Extarct tags with multiline values from XML file using sed/Awk

gbms · 03-27-2012, 03:39 AM

Hi,

I have some XML file which holds data-value pairs(basically, a Java properties file in XML) as shown below.
This file contains both single line tags and multiline tags.

<entry key="KEY1"> tag1 value </entry>
<entry key="KEY2" > hello
world. This is multiline tag example.
blahh blah blah...
</entry>

I want to extract the tag value by passing tag the name from bash script.
Could somebody give me some pointers to extract multiline value of a tag ?

Thanks,
gbms

grail · 03-27-2012, 04:57 AM

This might get you going:

Code:

awk '{print "|"$0"|"}' RS="[<>\n]+" file

Generally though your probably better off with Perl or Ruby as they have xml parsers which they can use.

catkin · 03-27-2012, 05:37 AM

XMLStarlet has been recommended on LQ. I haven't needed to use it yet so cannot say how good it is etc.

David the H. · 03-27-2012, 10:18 AM

xml and html data structures are (generally) free-form in terms of whitespace and can contain nested values, both of which are difficult-to-impossible for regular expression and line-based programs like sed or awk to parse reliably.

So unless your extraction requirements are trivial and the input is guaranteed to be well-formed and uniform, you're much better off working with tools specifically designed for those languages, as suggested above.

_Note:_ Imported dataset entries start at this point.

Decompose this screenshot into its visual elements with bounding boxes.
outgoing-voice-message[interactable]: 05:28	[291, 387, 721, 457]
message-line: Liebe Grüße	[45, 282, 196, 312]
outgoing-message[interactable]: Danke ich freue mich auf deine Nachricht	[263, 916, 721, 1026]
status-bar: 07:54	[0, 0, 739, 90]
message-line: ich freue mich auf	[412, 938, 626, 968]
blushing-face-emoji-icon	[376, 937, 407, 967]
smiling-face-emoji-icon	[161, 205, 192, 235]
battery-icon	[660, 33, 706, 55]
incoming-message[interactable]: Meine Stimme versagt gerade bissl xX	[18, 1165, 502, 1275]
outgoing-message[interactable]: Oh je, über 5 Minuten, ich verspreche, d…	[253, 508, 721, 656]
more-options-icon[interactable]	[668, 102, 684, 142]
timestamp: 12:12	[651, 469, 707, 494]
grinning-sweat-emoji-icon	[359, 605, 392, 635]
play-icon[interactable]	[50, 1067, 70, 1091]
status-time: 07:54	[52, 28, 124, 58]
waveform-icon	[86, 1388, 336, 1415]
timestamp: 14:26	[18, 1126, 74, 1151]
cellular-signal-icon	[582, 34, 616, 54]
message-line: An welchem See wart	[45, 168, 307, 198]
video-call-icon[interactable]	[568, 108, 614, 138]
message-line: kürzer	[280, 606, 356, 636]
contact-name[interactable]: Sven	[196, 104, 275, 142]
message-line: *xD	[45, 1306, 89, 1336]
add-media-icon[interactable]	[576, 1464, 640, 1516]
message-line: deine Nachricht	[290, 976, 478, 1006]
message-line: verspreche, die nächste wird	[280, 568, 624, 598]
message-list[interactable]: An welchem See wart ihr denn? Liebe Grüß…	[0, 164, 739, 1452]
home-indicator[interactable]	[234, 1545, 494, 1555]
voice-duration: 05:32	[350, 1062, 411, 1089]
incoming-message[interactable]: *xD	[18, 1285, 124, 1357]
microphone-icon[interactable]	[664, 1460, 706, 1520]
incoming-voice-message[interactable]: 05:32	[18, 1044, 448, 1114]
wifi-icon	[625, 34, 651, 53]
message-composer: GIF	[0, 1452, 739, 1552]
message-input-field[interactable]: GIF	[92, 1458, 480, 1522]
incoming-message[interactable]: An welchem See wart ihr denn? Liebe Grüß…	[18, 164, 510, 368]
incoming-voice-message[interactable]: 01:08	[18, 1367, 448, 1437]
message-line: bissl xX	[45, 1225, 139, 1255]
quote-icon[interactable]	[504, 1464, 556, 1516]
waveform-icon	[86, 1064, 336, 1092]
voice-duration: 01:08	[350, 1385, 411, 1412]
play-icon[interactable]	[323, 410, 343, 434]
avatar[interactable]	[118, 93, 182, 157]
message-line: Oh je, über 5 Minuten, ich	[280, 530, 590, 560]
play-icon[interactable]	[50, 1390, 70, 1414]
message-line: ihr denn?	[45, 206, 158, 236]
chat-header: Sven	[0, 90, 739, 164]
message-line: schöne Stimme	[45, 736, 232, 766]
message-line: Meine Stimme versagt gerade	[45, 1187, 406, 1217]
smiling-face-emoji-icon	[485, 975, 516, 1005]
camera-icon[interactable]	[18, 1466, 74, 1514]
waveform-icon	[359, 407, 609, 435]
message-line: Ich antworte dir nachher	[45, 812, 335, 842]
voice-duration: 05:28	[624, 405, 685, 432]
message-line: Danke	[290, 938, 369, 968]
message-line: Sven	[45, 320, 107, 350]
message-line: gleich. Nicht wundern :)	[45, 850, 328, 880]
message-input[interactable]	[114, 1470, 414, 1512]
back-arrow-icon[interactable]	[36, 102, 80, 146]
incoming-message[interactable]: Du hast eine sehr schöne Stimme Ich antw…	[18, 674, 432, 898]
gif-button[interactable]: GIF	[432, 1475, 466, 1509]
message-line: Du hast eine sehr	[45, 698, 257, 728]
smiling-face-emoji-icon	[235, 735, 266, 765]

xmlstarlet is probably a good place to start. Like catkin, I don't know much about it personally, but it has a good set of documentation here:

http://xmlstar.sourceforge.net/docs.php

Also, please use [code][/code] tags around your code and data, to preserve formatting and to improve readability. Please do not use quote tags, colors, or other fancy formatting.